【映画における夢の役割について】
最近、映画にゲームの要素が含まれるのを目撃する。ゲーム関係の映画化は抑えておく必要があると思い、『ファイブ・ナイツ・アット・フレディーズ』を観た。本作は、ゲームセンターのような場所で警備する者がアニマトロニクスの襲撃から身を守り5日間耐える同名ホラーゲームの映画化。VTuberの配信で観たことあるのだが、ジャンプスケア系の怖さがあるタイプの内容であった。これを映画化したわけなのだが、ファンムービーとしても厳しいものがある気がした。
まず今年観た映画の中でトップクラスに難解であった。なんといっても、映画の中で合意される常識が異様過ぎてついていけなかったからである。30代に見える老け顔の青年マイクに、小学生ぐらいの妹がいて、親権絡みで闇を抱えているらしい。青年は何故か廃墟のレストランの夜間警備をすることになるのだが、そもそもそんな廃墟を警備する必要があるのかと疑問符が浮かぶ。マイクがアニマトロニクスと戦うのかと思いきや、彼が帰宅した後に現れたコソ泥軍団とアニマトロニクスが戦い始める。使いまわされる退屈な夢、何故か警察官もマイクも妹もアニマトロニクスと仲良くなる。突然現れる「あんた誰」なキャラクターと数分に一度「?」が浮かび、中々想像していたような戦いを魅せてくれない。間延びされた虚無が広がっているのだ。いくらなんでもファンムービーだとしてもファンは喜ぶのかと思わずにはいられない。いったん、そういった法則はゲーム由来のものとおいた時に、「夢」の扱いの貧相さに頭を抱える。

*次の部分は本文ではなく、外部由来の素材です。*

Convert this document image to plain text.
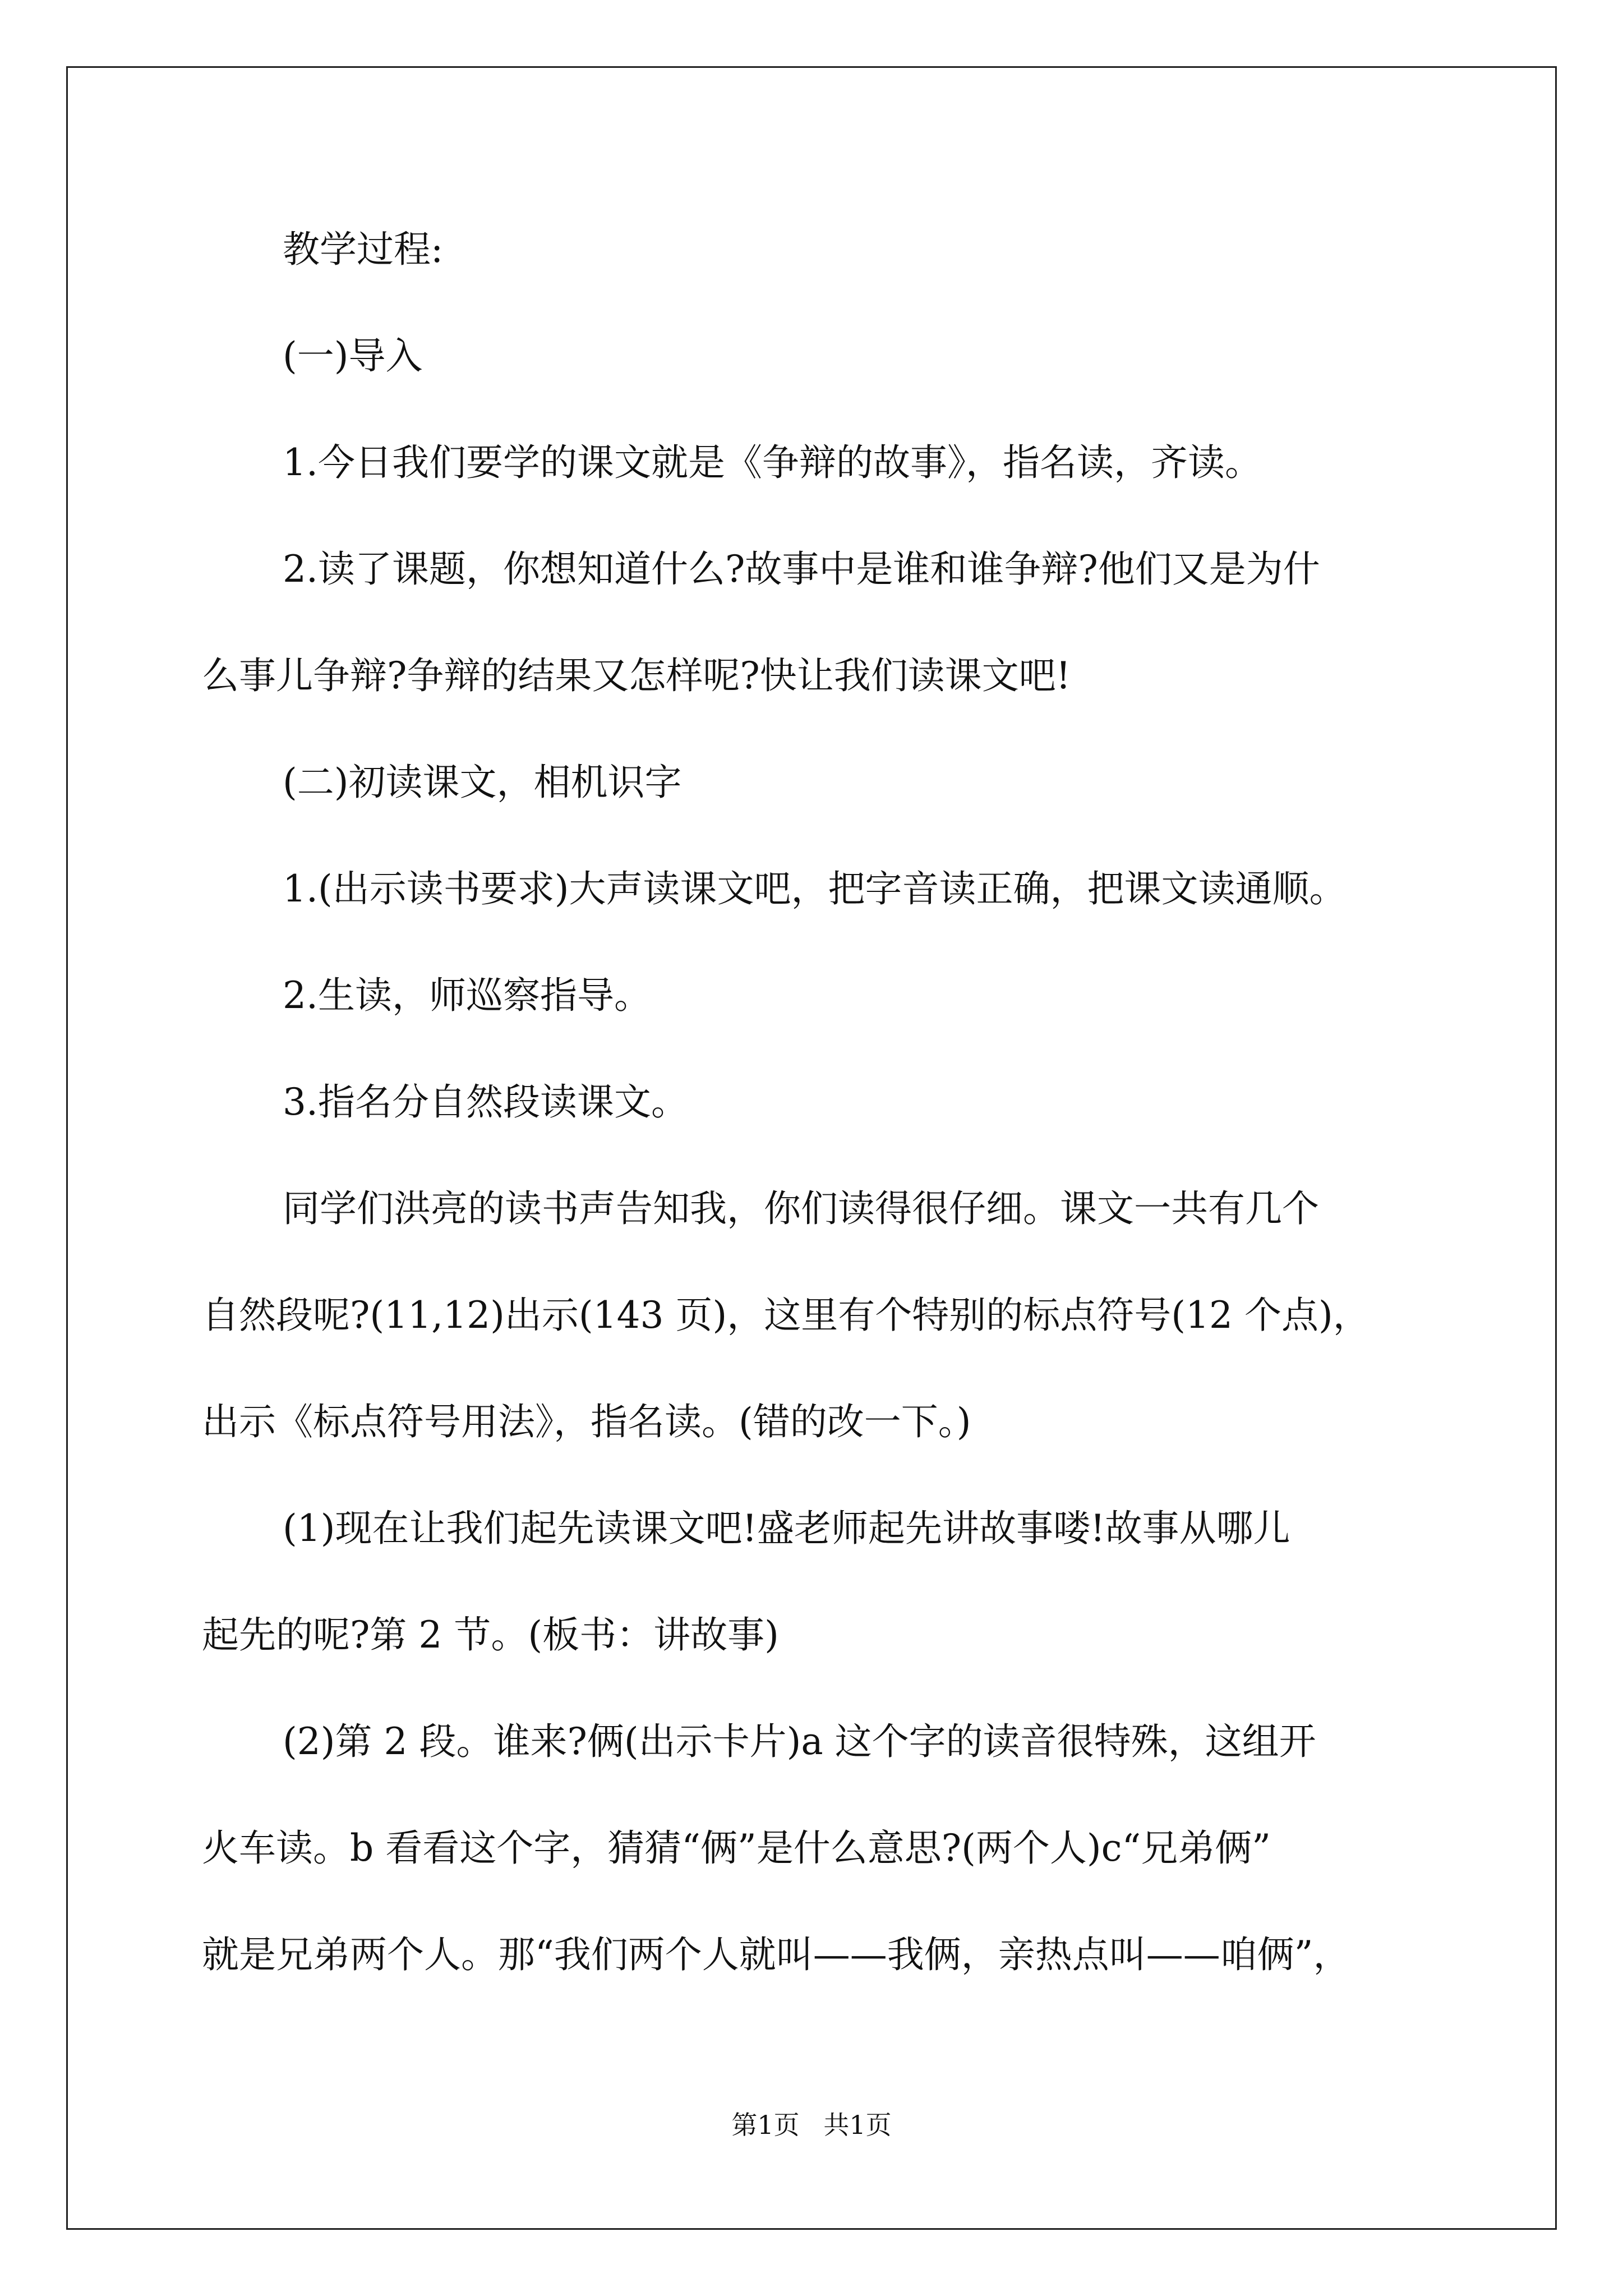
教学过程:

(一)导入

1.今日我们要学的课文就是《争辩的故事》，指名读，齐读。

2.读了课题，你想知道什么?故事中是谁和谁争辩?他们又是为什
么事儿争辩?争辩的结果又怎样呢?快让我们读课文吧!

(二)初读课文，相机识字

1.(出示读书要求)大声读课文吧，把字音读正确，把课文读通顺。

2.生读，师巡察指导。

3.指名分自然段读课文。

同学们洪亮的读书声告知我，你们读得很仔细。课文一共有几个
自然段呢?(11,12)出示(143 页)，这里有个特别的标点符号(12 个点)，
出示《标点符号用法》，指名读。(错的改一下。)

(1)现在让我们起先读课文吧!盛老师起先讲故事喽!故事从哪儿
起先的呢?第 2 节。(板书：讲故事)

(2)第 2 段。谁来?俩(出示卡片)a 这个字的读音很特殊，这组开
火车读。b 看看这个字，猜猜“俩”是什么意思?(两个人)c“兄弟俩”
就是兄弟两个人。那“我们两个人就叫——我俩，亲热点叫——咱俩”，

第1页 共1页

夢とは深層心理にあるものが、当人の経験によって予期せぬ形で生み出された虚構である。自分の中の考えや感情がそこに含まれているため、虚構でありながら「夢」にいる間はそれを現実として扱うような特性がある。この特性を有効活用した例として『エルム街の悪夢』が存在する。異なる夢であっても、恐怖の本質が変わらないため、フレディが自由に夢と夢を飛び回る。当人は恐怖が増幅され、フレディのことに脳内CPUを使うので、どんどんと彼が強くなるのだ。
しかし、『ファイブ・ナイツ・アット・フレディーズ』では毎回原っぱに青年が立たされ、不意打ちを食らうか不気味な距離感を味わうだけに留まっている。場と恐怖が密着した状態となっているのだ。これは分けた方がよいだろう。何なら廃墟のレストランにいる自分が夢か現実かわからない状態でアニマトロニクスと対峙させた方が良かったのではないだろうか。
続編を現在制作中らしいのだが、不安でしかない。